No, the Times does not think so. Today, the public has little trust with the fairness of the judicial process, for which reason both the Bar and the Bench stand accused.
It is against this backdrop, that we think the Chief Justice, Mrs Georgina Wood, hit the nail right on the head, when she pointed out last Friday, that increasing numbers of deviant lawyers have besieged the legal system of the country.
Addressing newly-enrolled lawyers to the Ghana Bar Association at her court in Accra, the Chief Justice lamented, pathetically, that “the legal profession has been demonised, due to the conduct of some legal practitioners”.
“Common complaints against members of the profession is lack of civility in and out of the courtroom,” she pointed out and consequently cautioned the new lawyers that “lawyering is not a licence for arrogance and disrespect”.
“Adversarial litigation system practiced in our jurisdiction and other common law jurisdictions have led many unwise practitioners to think that obnoxious conduct is the work of the smart lawyer. But being passionate about defending your clients cannot remotely justify aggression or lack of civility,” she emphasised.
We cannot agree more with the Chief Justice and her assertion that, one of the key challenges facing the legal system, is how to make it work efficiently and effectively, to meet the legitimate and ever-growing justice needs of the people.
Indeed, we have followed with concern, the growing public complaints about the conduct of some lawyers, not only in court, but in their dealings with their clients.

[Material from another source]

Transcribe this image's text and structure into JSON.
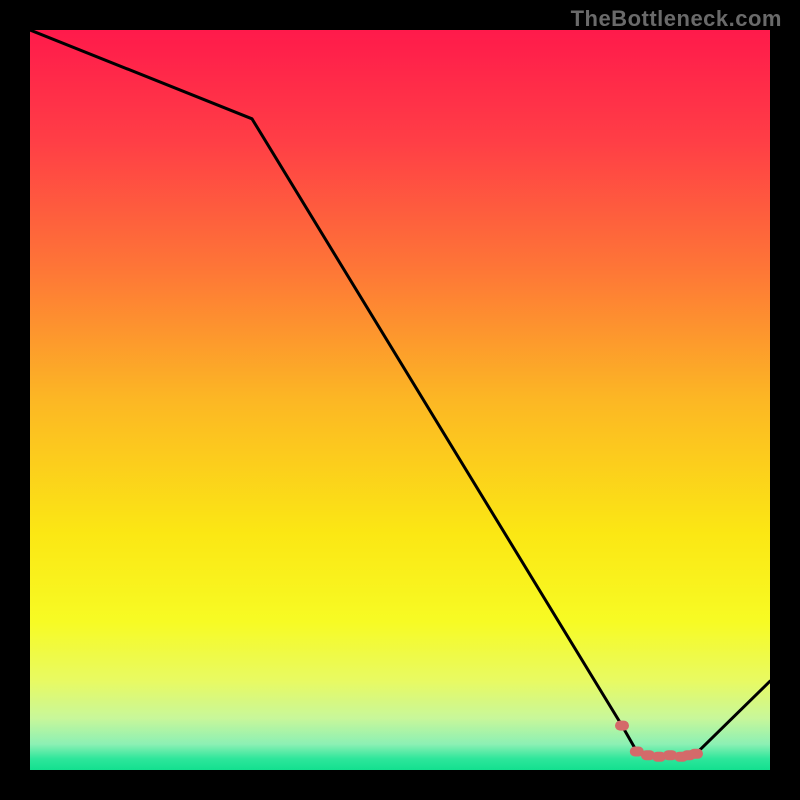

We have received countless complaints from the public which have been reported to the General Legal Council.
And as if the Chief Justice knew, some of the complaints bordered on dishonesty, deceit and general misconduct by some lawyers.
The legal profession, as the Chief Justice pointed out, is a noble institution which demands diligence, honour and candour from the practitioners.
With deviant lawyers in the judicial system, the image of the profession is in danger, and must therefore be salvaged, with alacrity.
We, therefore, join the Chief Justice and urge all lawyers to be ethical and eschew greed and avarice among other turpitudes, which are causes of the challenges, facing the law profession in Ghana.
We hope all lawyers would lend the Chief Justice, their ears!